Prenons quelques cas concrets :
Un parent transmet un bien immobilier de 250 000 € à son enfant : le relèvement du seuil réduirait notablement la part soumise à taxation.
Les grands-parents souhaitant anticiper leur succession pourraient donner davantage sans alourdir la facture fiscale.
Les donations entre générations deviendraient plus accessibles, tout en permettant une meilleure répartition du patrimoine familial.
À noter que cette réforme bénéficierait surtout aux classes moyennes, qui possèdent un patrimoine modéré mais sont souvent les plus touchées par les droits de succession. Pour les très grandes fortunes, l’impact resterait limité, car le barème progressif continuerait de s’appliquer au-delà du nouvel abattement.
Les limites et critiques de la réforme
Si la mesure est accueillie positivement, elle suscite aussi certaines réserves. Les spécialistes rappellent que l’État risque de voir ses recettes fiscales diminuer, dans un contexte budgétaire déjà fragile. D’autres soulignent que le dispositif pourrait avantager les ménages déjà propriétaires ou disposant d’un patrimoine important.
De plus, ce nouveau seuil ne concernerait que les transmissions en ligne directe (parents, enfants, petits-enfants). Les héritages entre frères et sœurs, beaux-enfants ou personnes sans lien familial direct resteraient soumis à des abattements bien plus faibles.
Enfin, certains observateurs estiment que la réforme ne va pas assez loin pour réduire les inégalités patrimoniales. En France, la majorité des fortunes se transmettent encore d’une génération à l’autre, renforçant les écarts entre les foyers.
Comment se préparer à ce changement ?
Les familles concernées par une succession ou une donation dans les prochaines années peuvent dès à présent anticiper.

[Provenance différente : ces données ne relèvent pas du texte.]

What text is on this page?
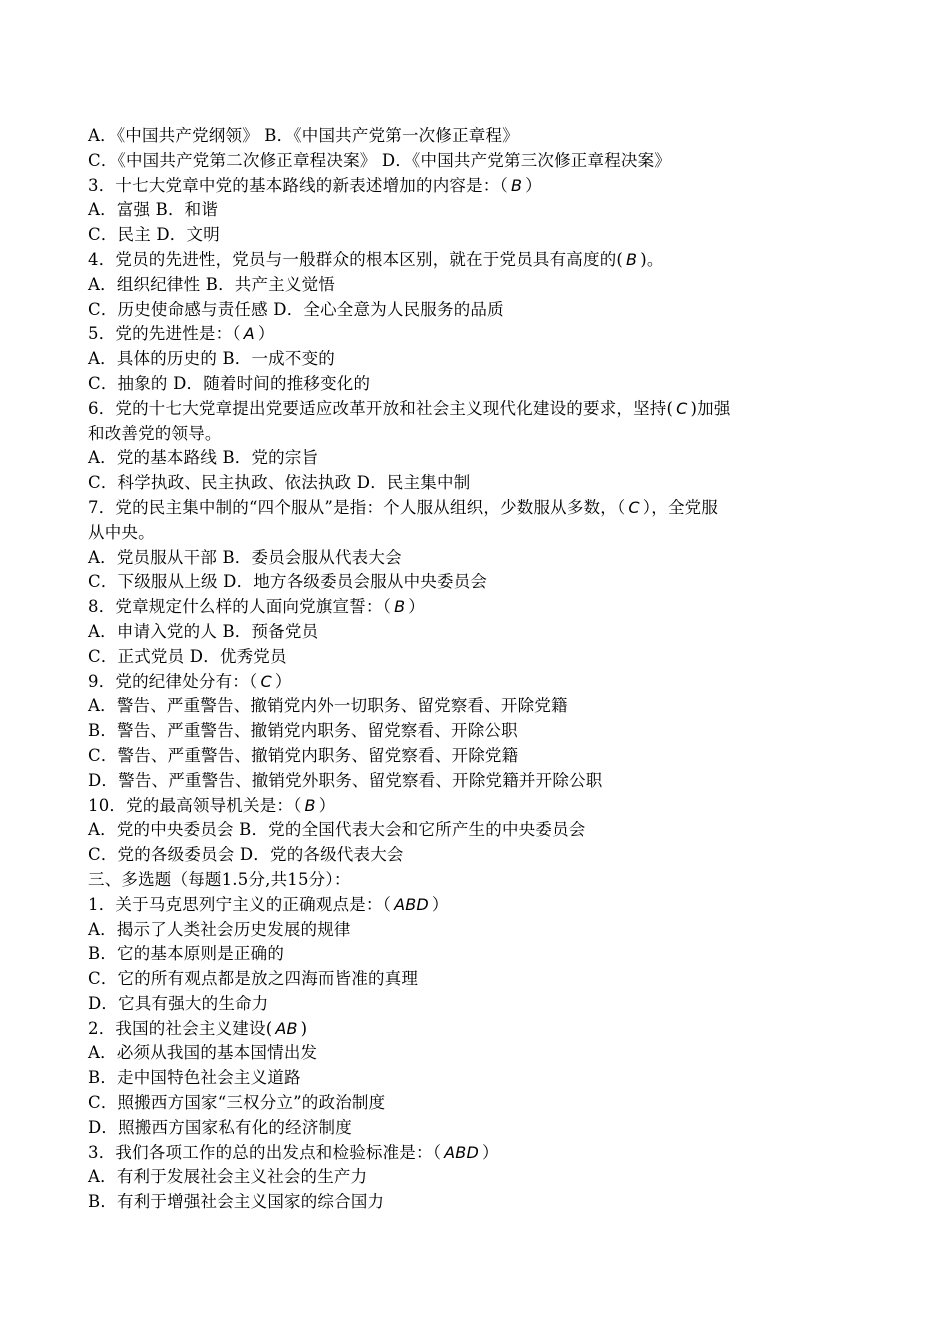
A．《中国共产党纲领》 B．《中国共产党第一次修正章程》
C．《中国共产党第二次修正章程决案》 D．《中国共产党第三次修正章程决案》
3．十七大党章中党的基本路线的新表述增加的内容是：（ B ）
A．富强 B．和谐
C．民主 D．文明
4．党员的先进性，党员与一般群众的根本区别，就在于党员具有高度的( B )。
A．组织纪律性 B．共产主义觉悟
C．历史使命感与责任感 D．全心全意为人民服务的品质
5．党的先进性是：（ A ）
A．具体的历史的 B．一成不变的
C．抽象的 D．随着时间的推移变化的
6．党的十七大党章提出党要适应改革开放和社会主义现代化建设的要求，坚持( C )加强
和改善党的领导。
A．党的基本路线 B．党的宗旨
C．科学执政、民主执政、依法执政 D．民主集中制
7．党的民主集中制的“四个服从”是指：个人服从组织，少数服从多数，（ C ），全党服
从中央。
A．党员服从干部 B．委员会服从代表大会
C．下级服从上级 D．地方各级委员会服从中央委员会
8．党章规定什么样的人面向党旗宣誓：（ B ）
A．申请入党的人 B．预备党员
C．正式党员 D．优秀党员
9．党的纪律处分有：（ C ）
A．警告、严重警告、撤销党内外一切职务、留党察看、开除党籍
B．警告、严重警告、撤销党内职务、留党察看、开除公职
C．警告、严重警告、撤销党内职务、留党察看、开除党籍
D．警告、严重警告、撤销党外职务、留党察看、开除党籍并开除公职
10．党的最高领导机关是：（ B ）
A．党的中央委员会 B．党的全国代表大会和它所产生的中央委员会
C．党的各级委员会 D．党的各级代表大会
三、多选题（每题1.5分,共15分）：
1．关于马克思列宁主义的正确观点是：（ ABD ）
A．揭示了人类社会历史发展的规律
B．它的基本原则是正确的
C．它的所有观点都是放之四海而皆准的真理
D．它具有强大的生命力
2．我国的社会主义建设( AB )
A．必须从我国的基本国情出发
B．走中国特色社会主义道路
C．照搬西方国家“三权分立”的政治制度
D．照搬西方国家私有化的经济制度
3．我们各项工作的总的出发点和检验标准是：（ ABD ）
A．有利于发展社会主义社会的生产力
B．有利于增强社会主义国家的综合国力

Quelques réflexes utiles :
- Vérifier les abattements actuels applicables selon le lien familial.
- Simuler l’impact du nouveau seuil pour estimer le gain potentiel.
- Envisager des donations échelonnées, permettant de répartir la transmission et de profiter plusieurs fois des abattements.
Consulter un notaire ou un conseiller patrimonial pour adapter sa stratégie en fonction du futur barème.
| Situation actuelle | Projet 2025 | Effet attendu |
|---|---|---|
| Abattement parent/enfant : 100 000 € | 120 000 € | Réduction des droits à payer |
| Transmission entre petits-enfants : 31 865 € | Inchangé | Bénéfice limité |
| Taux d’imposition maximum : 45 % | Maintenu | Impact sur les grandes fortunes |
Cette réforme, si elle est adoptée, pourrait redessiner partiellement la carte fiscale de l’héritage en France.
Le relèvement du seuil d’héritage constitue une avancée pour les foyers de la classe moyenne, en allégeant la charge fiscale sur les successions modestes.
Cependant, il ne s’agit pas d’une révolution : le dispositif reste encadré, les grandes fortunes peu impactées, et le débat sur la justice fiscale toujours ouvert. Une chose est sûre : la transmission du patrimoine restera, en 2025, au cœur des débats économiques et familiaux.